To understand how the <code>msync()</code>-based programming interface can work on persistent devices, the following section presents a brief survey of byte-addressable storage devices. This is followed by a discussion of crash consistency based on a semantically strengthened <code>msync()</code> interface. Finally, we discuss an existing implementation of crash-consistent <code>msync()</code>, FAMS, and its limitations.

#### A. Byte-addressable Storage Devices

Recent advances in memory technology and device architecture have enabled a variety of storage devices that support byte-addressable persistence. These devices communicate with the host using interfaces like CXL.mem [12], DDR-T [13], or DDR-4 [2] and rely on flash, 3D-XPoint, or DRAM as their backing media, as shown in Table I.

<sup>1</sup>We refer to a file stored on any byte-addressable storage media as a persistent file.



Fig. 1: msync()-based KV-Store perf. breakdown (4 KiB and 2 MiB pages).

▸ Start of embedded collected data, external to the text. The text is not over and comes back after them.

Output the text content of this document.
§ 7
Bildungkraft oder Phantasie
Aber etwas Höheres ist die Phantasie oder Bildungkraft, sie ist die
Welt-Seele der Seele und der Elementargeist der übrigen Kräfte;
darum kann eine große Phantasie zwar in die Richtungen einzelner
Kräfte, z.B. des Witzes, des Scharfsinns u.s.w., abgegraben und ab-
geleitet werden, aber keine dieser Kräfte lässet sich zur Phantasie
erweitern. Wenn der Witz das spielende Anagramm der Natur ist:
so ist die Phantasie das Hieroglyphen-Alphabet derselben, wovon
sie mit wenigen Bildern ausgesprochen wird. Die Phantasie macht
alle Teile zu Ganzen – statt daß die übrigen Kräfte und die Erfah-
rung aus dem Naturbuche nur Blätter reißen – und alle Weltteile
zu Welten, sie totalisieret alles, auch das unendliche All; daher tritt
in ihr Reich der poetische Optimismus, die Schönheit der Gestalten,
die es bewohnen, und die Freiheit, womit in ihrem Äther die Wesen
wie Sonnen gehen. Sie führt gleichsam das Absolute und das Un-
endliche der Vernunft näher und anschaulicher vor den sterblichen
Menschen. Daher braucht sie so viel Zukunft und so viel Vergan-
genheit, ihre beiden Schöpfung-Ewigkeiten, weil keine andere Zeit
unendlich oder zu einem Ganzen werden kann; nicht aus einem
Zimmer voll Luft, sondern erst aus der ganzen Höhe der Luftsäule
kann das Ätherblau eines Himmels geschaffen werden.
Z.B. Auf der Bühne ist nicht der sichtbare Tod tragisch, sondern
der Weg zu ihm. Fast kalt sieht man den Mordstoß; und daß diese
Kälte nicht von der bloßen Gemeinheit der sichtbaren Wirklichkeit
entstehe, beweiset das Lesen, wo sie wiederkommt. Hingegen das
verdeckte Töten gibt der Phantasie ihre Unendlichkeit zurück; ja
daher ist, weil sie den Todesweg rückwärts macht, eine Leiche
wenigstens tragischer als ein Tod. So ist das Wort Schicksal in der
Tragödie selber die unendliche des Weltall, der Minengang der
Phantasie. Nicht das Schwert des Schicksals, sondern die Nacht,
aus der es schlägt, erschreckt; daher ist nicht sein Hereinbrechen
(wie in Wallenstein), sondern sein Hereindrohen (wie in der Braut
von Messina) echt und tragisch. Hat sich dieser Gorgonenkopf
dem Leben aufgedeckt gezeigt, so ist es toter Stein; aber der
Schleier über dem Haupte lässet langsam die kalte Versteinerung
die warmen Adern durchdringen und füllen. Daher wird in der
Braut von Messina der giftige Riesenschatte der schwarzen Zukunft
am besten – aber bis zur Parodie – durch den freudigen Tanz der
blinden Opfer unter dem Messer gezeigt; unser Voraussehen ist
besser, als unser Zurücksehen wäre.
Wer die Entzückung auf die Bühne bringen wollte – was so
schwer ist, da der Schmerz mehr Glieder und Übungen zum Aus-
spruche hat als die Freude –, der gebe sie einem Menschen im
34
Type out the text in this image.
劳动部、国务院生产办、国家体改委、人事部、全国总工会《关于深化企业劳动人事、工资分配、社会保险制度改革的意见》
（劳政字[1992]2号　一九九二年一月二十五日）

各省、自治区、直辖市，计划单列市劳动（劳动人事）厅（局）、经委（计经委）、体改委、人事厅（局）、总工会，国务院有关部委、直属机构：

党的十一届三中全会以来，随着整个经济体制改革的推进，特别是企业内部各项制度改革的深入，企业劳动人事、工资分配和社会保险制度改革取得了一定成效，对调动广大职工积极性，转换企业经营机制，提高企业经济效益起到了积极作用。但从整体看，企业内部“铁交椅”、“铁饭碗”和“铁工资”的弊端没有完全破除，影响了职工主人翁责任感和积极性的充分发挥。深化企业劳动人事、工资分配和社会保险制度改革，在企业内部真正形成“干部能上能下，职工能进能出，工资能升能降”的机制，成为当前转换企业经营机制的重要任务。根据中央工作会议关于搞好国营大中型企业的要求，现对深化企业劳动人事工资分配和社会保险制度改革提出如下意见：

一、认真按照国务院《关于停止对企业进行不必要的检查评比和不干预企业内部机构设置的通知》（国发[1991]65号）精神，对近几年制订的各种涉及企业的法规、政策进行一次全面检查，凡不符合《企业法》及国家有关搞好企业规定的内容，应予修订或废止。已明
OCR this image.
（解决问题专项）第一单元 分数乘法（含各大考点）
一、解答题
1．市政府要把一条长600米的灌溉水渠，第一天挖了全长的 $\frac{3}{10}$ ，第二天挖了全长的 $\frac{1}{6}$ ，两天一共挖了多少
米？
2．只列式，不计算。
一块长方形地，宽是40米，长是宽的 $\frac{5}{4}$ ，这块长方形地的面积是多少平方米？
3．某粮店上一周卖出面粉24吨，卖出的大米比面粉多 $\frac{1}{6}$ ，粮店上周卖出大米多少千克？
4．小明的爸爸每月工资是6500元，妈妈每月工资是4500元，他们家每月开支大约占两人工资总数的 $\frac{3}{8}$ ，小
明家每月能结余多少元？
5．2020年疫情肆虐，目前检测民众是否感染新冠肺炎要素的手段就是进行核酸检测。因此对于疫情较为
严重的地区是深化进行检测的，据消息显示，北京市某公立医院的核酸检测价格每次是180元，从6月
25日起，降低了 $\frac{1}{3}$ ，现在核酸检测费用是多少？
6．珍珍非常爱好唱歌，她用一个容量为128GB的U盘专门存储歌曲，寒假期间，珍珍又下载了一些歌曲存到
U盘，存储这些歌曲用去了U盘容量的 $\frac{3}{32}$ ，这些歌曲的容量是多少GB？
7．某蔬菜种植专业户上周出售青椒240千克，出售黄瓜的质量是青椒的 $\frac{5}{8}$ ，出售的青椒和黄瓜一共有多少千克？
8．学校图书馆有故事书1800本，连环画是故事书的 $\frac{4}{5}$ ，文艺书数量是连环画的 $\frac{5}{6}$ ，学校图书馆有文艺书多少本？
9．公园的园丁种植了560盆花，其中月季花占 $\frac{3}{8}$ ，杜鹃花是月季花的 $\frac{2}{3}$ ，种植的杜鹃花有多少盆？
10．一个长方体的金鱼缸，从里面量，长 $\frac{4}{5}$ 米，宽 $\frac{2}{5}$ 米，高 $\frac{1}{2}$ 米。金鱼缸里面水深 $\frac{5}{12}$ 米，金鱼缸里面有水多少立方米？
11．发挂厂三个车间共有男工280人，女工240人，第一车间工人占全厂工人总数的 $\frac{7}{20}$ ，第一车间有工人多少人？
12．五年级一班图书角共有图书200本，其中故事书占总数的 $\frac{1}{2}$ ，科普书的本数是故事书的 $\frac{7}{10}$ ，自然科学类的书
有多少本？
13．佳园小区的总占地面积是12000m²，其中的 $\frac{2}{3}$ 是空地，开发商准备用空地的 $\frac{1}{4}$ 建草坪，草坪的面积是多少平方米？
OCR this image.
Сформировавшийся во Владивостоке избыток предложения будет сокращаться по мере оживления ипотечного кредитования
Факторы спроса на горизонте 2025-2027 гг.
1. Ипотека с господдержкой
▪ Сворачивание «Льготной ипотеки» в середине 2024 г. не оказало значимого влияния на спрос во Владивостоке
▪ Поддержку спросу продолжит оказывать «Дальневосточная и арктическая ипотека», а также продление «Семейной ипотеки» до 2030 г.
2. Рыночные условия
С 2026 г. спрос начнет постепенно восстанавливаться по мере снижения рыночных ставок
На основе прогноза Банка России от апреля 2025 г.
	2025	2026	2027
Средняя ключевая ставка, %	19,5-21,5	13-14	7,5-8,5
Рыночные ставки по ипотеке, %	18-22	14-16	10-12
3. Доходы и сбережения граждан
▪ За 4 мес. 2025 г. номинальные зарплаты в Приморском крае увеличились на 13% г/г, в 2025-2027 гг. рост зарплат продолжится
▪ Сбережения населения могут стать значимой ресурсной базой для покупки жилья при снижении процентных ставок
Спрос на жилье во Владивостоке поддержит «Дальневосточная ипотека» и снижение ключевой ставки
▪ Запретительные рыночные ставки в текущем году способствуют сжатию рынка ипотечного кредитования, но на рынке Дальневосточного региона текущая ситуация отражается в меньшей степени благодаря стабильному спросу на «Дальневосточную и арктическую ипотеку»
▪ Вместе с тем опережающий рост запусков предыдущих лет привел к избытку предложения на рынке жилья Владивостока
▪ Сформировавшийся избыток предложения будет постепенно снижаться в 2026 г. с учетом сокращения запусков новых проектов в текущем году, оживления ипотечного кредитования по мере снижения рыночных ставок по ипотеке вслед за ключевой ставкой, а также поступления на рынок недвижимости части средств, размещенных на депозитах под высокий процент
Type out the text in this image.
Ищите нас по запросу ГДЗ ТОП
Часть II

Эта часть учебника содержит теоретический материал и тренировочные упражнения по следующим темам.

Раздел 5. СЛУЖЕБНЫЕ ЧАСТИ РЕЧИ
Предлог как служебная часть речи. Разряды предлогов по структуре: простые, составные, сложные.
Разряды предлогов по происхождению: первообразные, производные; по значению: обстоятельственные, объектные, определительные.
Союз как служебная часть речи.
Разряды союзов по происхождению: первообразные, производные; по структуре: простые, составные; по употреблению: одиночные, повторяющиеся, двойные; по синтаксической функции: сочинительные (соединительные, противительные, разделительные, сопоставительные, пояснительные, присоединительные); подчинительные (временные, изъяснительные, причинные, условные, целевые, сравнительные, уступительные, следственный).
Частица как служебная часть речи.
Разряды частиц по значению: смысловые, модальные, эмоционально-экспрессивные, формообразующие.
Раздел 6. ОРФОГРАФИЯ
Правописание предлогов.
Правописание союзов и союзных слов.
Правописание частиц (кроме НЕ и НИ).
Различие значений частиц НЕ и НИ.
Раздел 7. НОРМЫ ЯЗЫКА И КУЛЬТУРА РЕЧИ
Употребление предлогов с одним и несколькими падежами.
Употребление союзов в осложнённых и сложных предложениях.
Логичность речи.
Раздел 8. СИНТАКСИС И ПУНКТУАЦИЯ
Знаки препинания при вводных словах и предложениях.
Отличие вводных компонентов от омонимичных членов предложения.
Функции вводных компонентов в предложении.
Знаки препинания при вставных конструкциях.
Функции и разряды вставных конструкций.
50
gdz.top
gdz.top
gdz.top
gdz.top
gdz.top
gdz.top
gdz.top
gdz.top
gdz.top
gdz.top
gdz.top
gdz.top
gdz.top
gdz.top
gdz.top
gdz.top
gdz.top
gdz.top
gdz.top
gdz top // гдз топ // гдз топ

TABLE I: Byte-addressable, persistent storage devices.

| Device                    | Interface       | Technology                  |
|---------------------------|-----------------|-----------------------------|
| Optane PM                 | Mem. Bus        | PM & Internal caches [11]   |
| Mem. Semantic<br>SSDs [1] | CXL             | Flash + Large<br>DRAM cache |
| NV-DIMMs [2]              | Mem. bus        | DRAM                        |
| Embedded<br>NVM [3]       | Internal<br>Bus | ReRAM                       |

These devices share a few common characteristics: (1) they offer byte-level access to persistent data, (2) they require special instructions (e.g., cache-line flush) to ensure persistence, and (3) they are generally slower than DRAM. Later, in Section III, we will explain how Snapshot takes advantage of these properties of emerging memories to implement a fast, userspace-based msync().

# B. Filesystem-based Durability and msync

The POSIX msync() system call guarantees persistency but provides no atomicity. Part of the dirty data can reach the storage device before the application calls msync().

To achieve atomicity, applications often use a write-aheadlog (WAL) [7, 14] to write the modified data to a log and then change the memory location in place. Applications (e.g., Kyoto Cabinet [7]) issue two msync() every time they need to atomically update a mapped file, one to persist the write-aheadlog and the second to persist the application updates. Once the data is updated and durable with msync(), the application can drop the log.

Although applications using msync() and WAL to achieve crash consistency directly run off of DRAM (when memory-mapped), they suffer from the overhead of context switches, page table scanning (for finding dirty pages), and TLB shootdowns (to clear access/dirty bit for the page table). This overhead is negligible compared to the access latency of disks and SSDs, but when running on NVM or memory semantic SSDs, the overhead of performing an msync() dominates the application's runtime. Figure 1 shows the % of runtime spent on the msync() call, the context switch overhead for the msync() call, and the TLB shootdown overhead across the YCSB workloads for PMDK's KV-Store, modified to use msync(). For 2 MiB pages, msync()'s overhead is up to 100% of the execution runtime.

With DAX-mapped files, although application LOADs and STOREs are directly to the storage media (e.g., Optane) and filtered through caches, the msync() system call still provides no atomic durability guarantee. On msync() on a DAX-mapped file, the kernel simply flushes the cachelines of all dirty pages to the persistent device.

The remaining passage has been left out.